Who should choose Softeq?
Softeq is the right choice for hardware manufacturers and industrial companies needing ML integrated with embedded systems, robotics, or edge IoT devices.
Unique capability to combine hardware design expertise with ML engineering, deploying models at the edge where cloud-only ML firms cannot operate. Minimum engagement starts at $30K. Works best with clients in manufacturing, IoT, healthcare, retail, automotive.
Decision matrix: Addepto vs Softeq
| Your situation | Recommended choice |
|---|---|
| You need full-ownership delivery on a defined project scope | Addepto |
| You need a large dedicated team for an ongoing programme | Addepto |
| Your budget is at the lower end | Addepto |
| You need specialist depth in a specific vertical | Addepto |
| You need staff augmentation or team extension | Neither; consider alternatives that offer staff aug |
| You need consulting before committing to a build | Addepto |
Use case fit: Addepto vs Softeq
| Use case | Addepto fit | Softeq fit | Winner |
|---|---|---|---|
| Credit risk scoring and fraud detection model development for fintech platforms | Strong | Limited | Addepto |
| Energy demand forecasting and grid optimization using time-series ML models | Strong | Limited | Addepto |
| Edge AI deployment on IoT devices, embedded systems, or industrial controllers | Limited | Strong | Softeq |
| Computer vision for manufacturing quality inspection on embedded cameras | Limited | Strong | Softeq |
| Fixed-price build | Limited | Limited | Both equally |
| Staff augmentation | Limited | Limited | Both equally |
Verdict: Addepto vs Softeq
Addepto (4.2/5) is the stronger overall choice for most Machine Learning Development projects. End-to-end AI/ML delivery with particular sector depth in financial services and energy — industries that require compliance sophistication alongside technical capability. It is best for mid-market companies in finance, energy, or retail needing bespoke ML models with full data pipeline support and sector-specific regulatory awareness.

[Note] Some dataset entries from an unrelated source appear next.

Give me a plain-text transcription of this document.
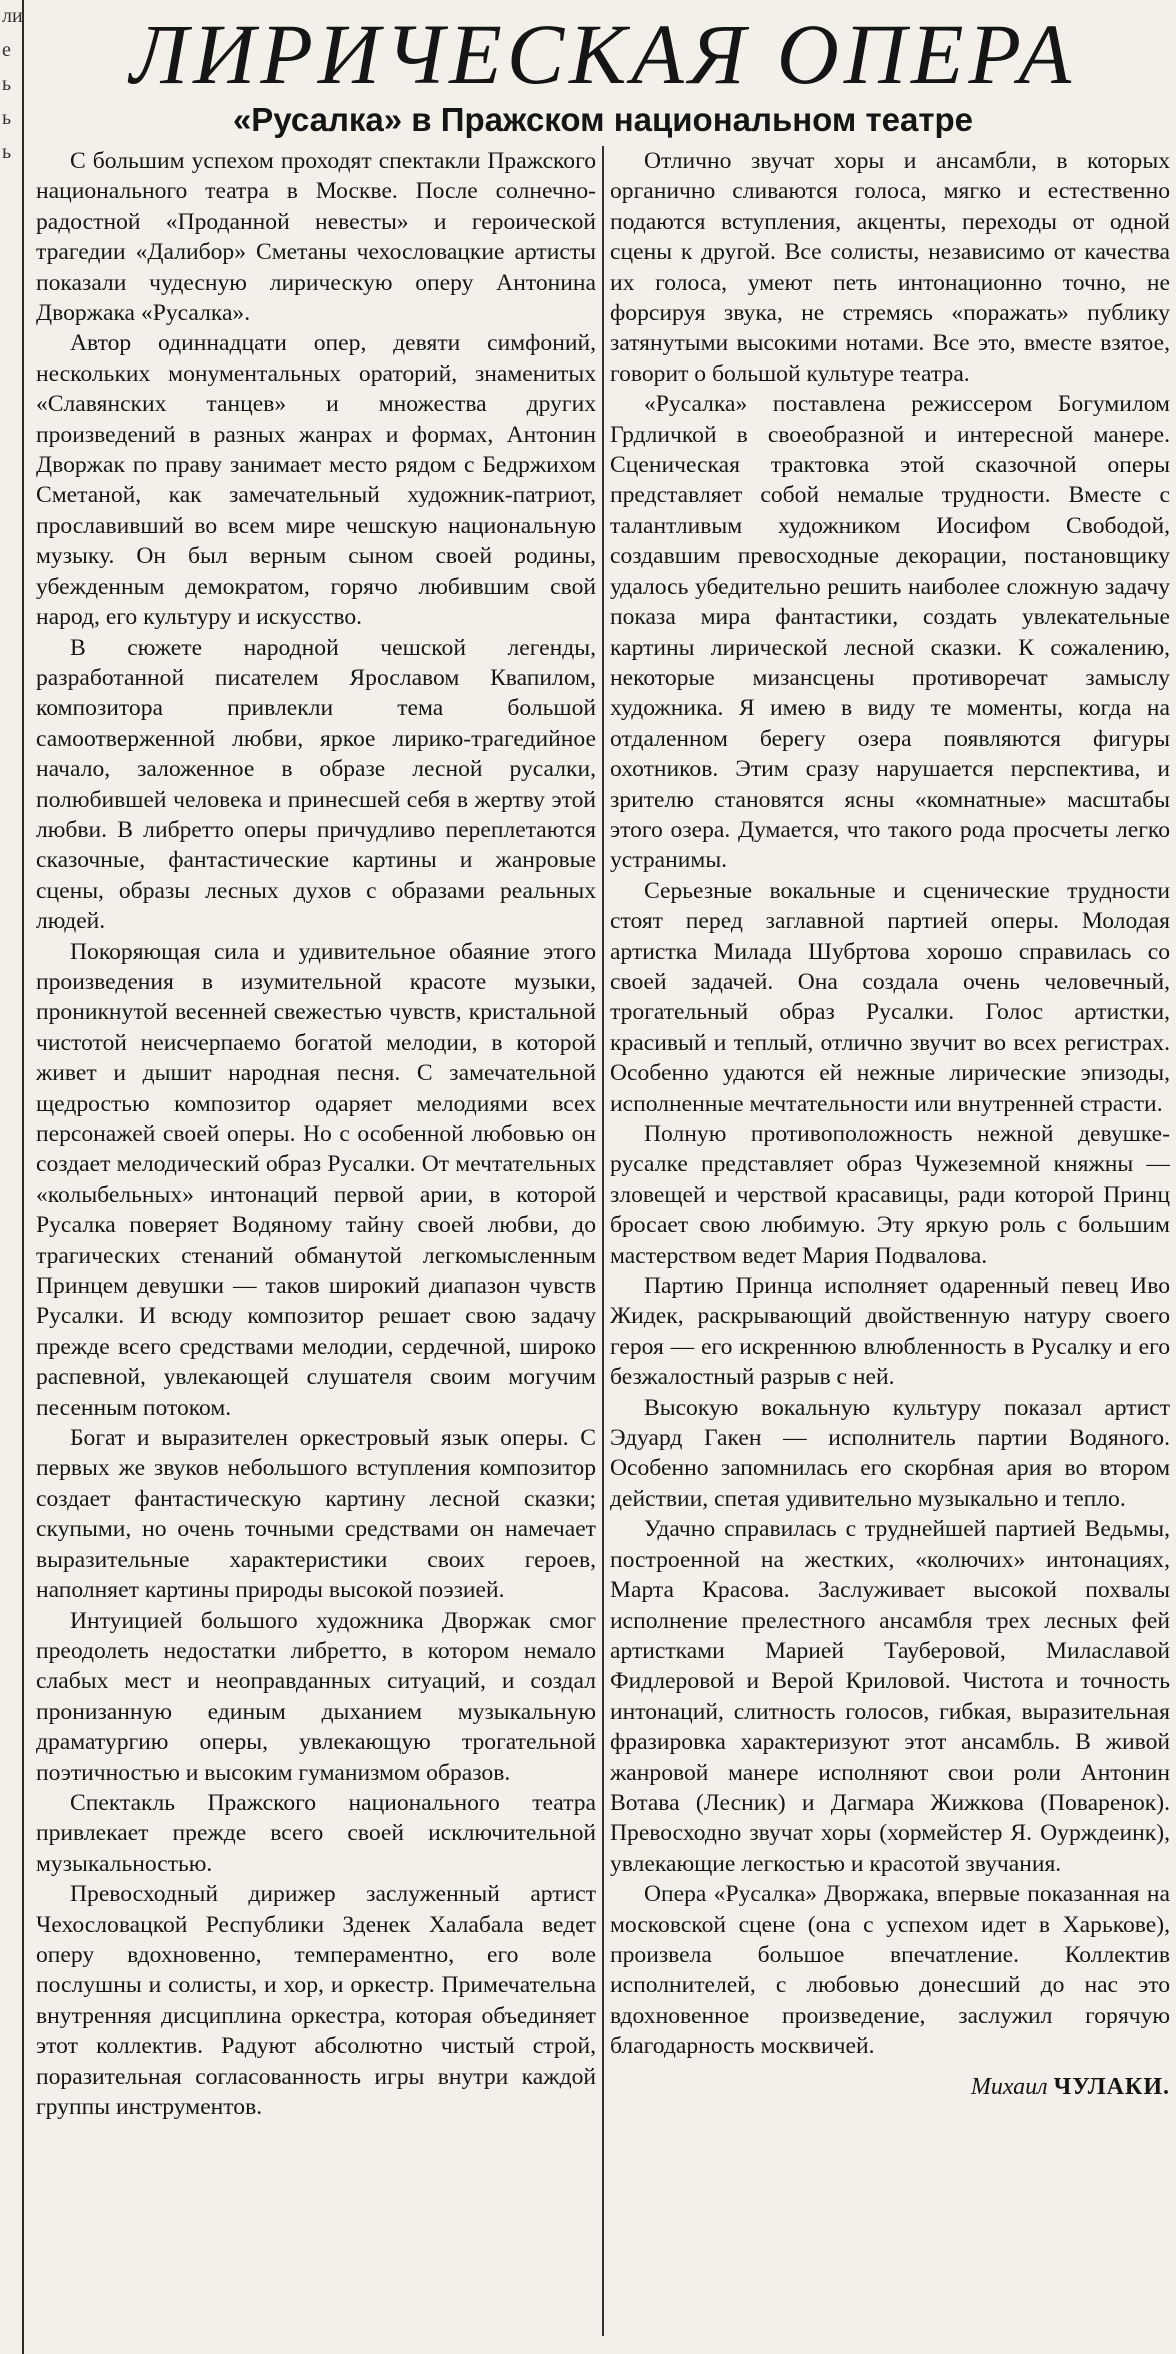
ли
е
ь
ь
ь
ЛИРИЧЕСКАЯ ОПЕРА
«Русалка» в Пражском национальном театре

С большим успехом проходят спектакли Пражского национального театра в Москве. После солнечно-радостной «Проданной невесты» и героической трагедии «Далибор» Сметаны чехословацкие артисты показали чудесную лирическую оперу Антонина Дворжака «Русалка».

Автор одиннадцати опер, девяти симфоний, нескольких монументальных ораторий, знаменитых «Славянских танцев» и множества других произведений в разных жанрах и формах, Антонин Дворжак по праву занимает место рядом с Бедржихом Сметаной, как замечательный художник-патриот, прославивший во всем мире чешскую национальную музыку. Он был верным сыном своей родины, убежденным демократом, горячо любившим свой народ, его культуру и искусство.

В сюжете народной чешской легенды, разработанной писателем Ярославом Квапилом, композитора привлекли тема большой самоотверженной любви, яркое лирико-трагедийное начало, заложенное в образе лесной русалки, полюбившей человека и принесшей себя в жертву этой любви. В либретто оперы причудливо переплетаются сказочные, фантастические картины и жанровые сцены, образы лесных духов с образами реальных людей.

Покоряющая сила и удивительное обаяние этого произведения в изумительной красоте музыки, проникнутой весенней свежестью чувств, кристальной чистотой неисчерпаемо богатой мелодии, в которой живет и дышит народная песня. С замечательной щедростью композитор одаряет мелодиями всех персонажей своей оперы. Но с особенной любовью он создает мелодический образ Русалки. От мечтательных «колыбельных» интонаций первой арии, в которой Русалка поверяет Водяному тайну своей любви, до трагических стенаний обманутой легкомысленным Принцем девушки — таков широкий диапазон чувств Русалки. И всюду композитор решает свою задачу прежде всего средствами мелодии, сердечной, широко распевной, увлекающей слушателя своим могучим песенным потоком.

Богат и выразителен оркестровый язык оперы. С первых же звуков небольшого вступления композитор создает фантастическую картину лесной сказки; скупыми, но очень точными средствами он намечает выразительные характеристики своих героев, наполняет картины природы высокой поэзией.

Интуицией большого художника Дворжак смог преодолеть недостатки либретто, в котором немало слабых мест и неоправданных ситуаций, и создал пронизанную единым дыханием музыкальную драматургию оперы, увлекающую трогательной поэтичностью и высоким гуманизмом образов.

Спектакль Пражского национального театра привлекает прежде всего своей исключительной музыкальностью.

Превосходный дирижер заслуженный артист Чехословацкой Республики Зденек Халабала ведет оперу вдохновенно, темпераментно, его воле послушны и солисты, и хор, и оркестр. Примечательна внутренняя дисциплина оркестра, которая объединяет этот коллектив. Радуют абсолютно чистый строй, поразительная согласованность игры внутри каждой группы инструментов.

Отлично звучат хоры и ансамбли, в которых органично сливаются голоса, мягко и естественно подаются вступления, акценты, переходы от одной сцены к другой. Все солисты, независимо от качества их голоса, умеют петь интонационно точно, не форсируя звука, не стремясь «поражать» публику затянутыми высокими нотами. Все это, вместе взятое, говорит о большой культуре театра.

«Русалка» поставлена режиссером Богумилом Грдличкой в своеобразной и интересной манере. Сценическая трактовка этой сказочной оперы представляет собой немалые трудности. Вместе с талантливым художником Иосифом Свободой, создавшим превосходные декорации, постановщику удалось убедительно решить наиболее сложную задачу показа мира фантастики, создать увлекательные картины лирической лесной сказки. К сожалению, некоторые мизансцены противоречат замыслу художника. Я имею в виду те моменты, когда на отдаленном берегу озера появляются фигуры охотников. Этим сразу нарушается перспектива, и зрителю становятся ясны «комнатные» масштабы этого озера. Думается, что такого рода просчеты легко устранимы.

Серьезные вокальные и сценические трудности стоят перед заглавной партией оперы. Молодая артистка Милада Шубртова хорошо справилась со своей задачей. Она создала очень человечный, трогательный образ Русалки. Голос артистки, красивый и теплый, отлично звучит во всех регистрах. Особенно удаются ей нежные лирические эпизоды, исполненные мечтательности или внутренней страсти.

Полную противоположность нежной девушке-русалке представляет образ Чужеземной княжны — зловещей и черствой красавицы, ради которой Принц бросает свою любимую. Эту яркую роль с большим мастерством ведет Мария Подвалова.

Партию Принца исполняет одаренный певец Иво Жидек, раскрывающий двойственную натуру своего героя — его искреннюю влюбленность в Русалку и его безжалостный разрыв с ней.

Высокую вокальную культуру показал артист Эдуард Гакен — исполнитель партии Водяного. Особенно запомнилась его скорбная ария во втором действии, спетая удивительно музыкально и тепло.

Удачно справилась с труднейшей партией Ведьмы, построенной на жестких, «колючих» интонациях, Марта Красова. Заслуживает высокой похвалы исполнение прелестного ансамбля трех лесных фей артистками Марией Тауберовой, Милаславой Фидлеровой и Верой Криловой. Чистота и точность интонаций, слитность голосов, гибкая, выразительная фразировка характеризуют этот ансамбль. В живой жанровой манере исполняют свои роли Антонин Вотава (Лесник) и Дагмара Жижкова (Поваренок). Превосходно звучат хоры (хормейстер Я. Оурждеинк), увлекающие легкостью и красотой звучания.

Опера «Русалка» Дворжака, впервые показанная на московской сцене (она с успехом идет в Харькове), произвела большое впечатление. Коллектив исполнителей, с любовью донесший до нас это вдохновенное произведение, заслужил горячую благодарность москвичей.

Михаил ЧУЛАКИ.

Softeq (4.1/5) is the better choice when hardware manufacturers and industrial companies needing ML integrated with embedded systems, robotics, or edge IoT devices. If your situation matches those criteria, Softeq is a competitive option.
Related comparisons
Addepto vs Softeq FAQ
Is Addepto better than Softeq?
Addepto (4.2/5) scores higher overall, but "better" depends on your use case. Addepto is better for mid-market companies in finance, energy, or retail needing bespoke ML models with full data pipeline support and sector-specific regulatory awareness. Softeq is better for hardware manufacturers and industrial companies needing ML integrated with embedded systems, robotics, or edge IoT devices.

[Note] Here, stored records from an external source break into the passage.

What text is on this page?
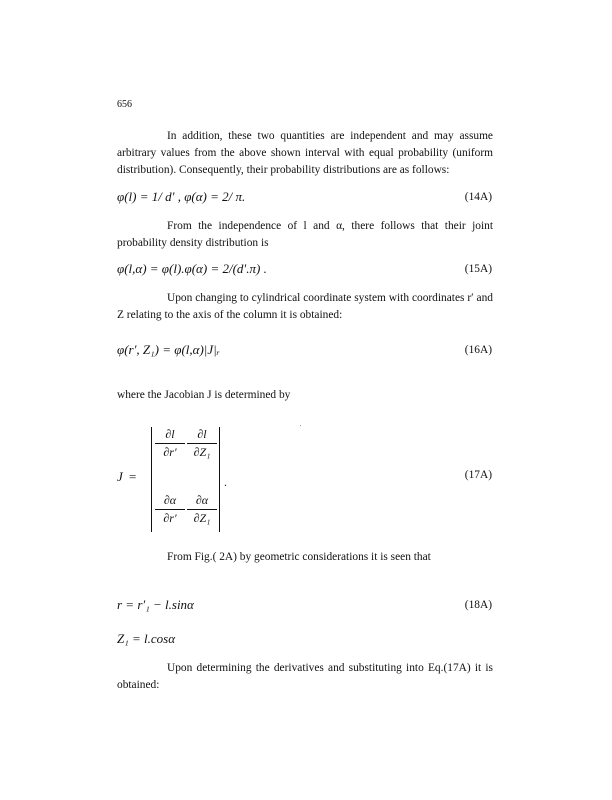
656
In addition, these two quantities are independent and may assume arbitrary values from the above shown interval with equal probability (uniform distribution). Consequently, their probability distributions are as follows:
φ(l) = 1/ d′ , φ(α) = 2/ π.	(14A)
From the independence of l and α, there follows that their joint probability density distribution is
φ(l,α) = φ(l).φ(α) = 2/(d′.π) .	(15A)
Upon changing to cylindrical coordinate system with coordinates r′ and Z relating to the axis of the column it is obtained:
φ(r′, Z₁) = φ(l,α)|J|ᵣ	(16A)
where the Jacobian J is determined by
J =
$\frac{\partial l}{\partial r'} \frac{\partial l}{\text{∂Z₁}}$
$\frac{\partial\alpha}{\partial r'} \frac{\partial\alpha}{\text{∂Z₁}}$
.	(17A)
From Fig.( 2A) by geometric considerations it is seen that
r = r′₁ − l.sinα	(18A)
Z₁ = l.cosα
Upon determining the derivatives and substituting into Eq.(17A) it is obtained:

How do Addepto and Softeq differ in pricing?
Addepto uses fixed project, t&m, dedicated team pricing with a minimum engagement of $20K. Softeq uses fixed project, t&m, dedicated team pricing with a minimum engagement of $30K. Neither firm publishes a full rate card; a discovery call is required for project-specific quotes.
Which is better for enterprise: Addepto or Softeq?

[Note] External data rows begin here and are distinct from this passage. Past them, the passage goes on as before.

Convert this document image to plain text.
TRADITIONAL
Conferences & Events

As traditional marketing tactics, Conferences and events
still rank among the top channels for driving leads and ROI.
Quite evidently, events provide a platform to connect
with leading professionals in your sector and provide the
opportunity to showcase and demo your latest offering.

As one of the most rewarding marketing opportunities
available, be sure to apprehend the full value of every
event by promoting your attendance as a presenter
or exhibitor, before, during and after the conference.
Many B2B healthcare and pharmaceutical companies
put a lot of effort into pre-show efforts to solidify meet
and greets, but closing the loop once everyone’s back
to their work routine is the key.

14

Addepto is the larger team and typically the better enterprise-scale choice. For very large programmes, verify team size and compliance coverage directly with each company before shortlisting.
What are the main differences between Addepto and Softeq?
Addepto's primary differentiator is: end-to-end ai/ml delivery with particular sector depth in financial services and energy — industries that require compliance sophistication alongside technical capability. Softeq's primary differentiator is: unique capability to combine hardware design expertise with ml engineering, deploying models at the edge where cloud-only ml firms cannot operate. They also differ in team size (50–200 vs 250), minimum engagement ($20K vs $30K), and primary industries served (fintech, energy vs manufacturing, IoT).
Last reviewed: July 2026. Verify all details directly with each company before making a decision.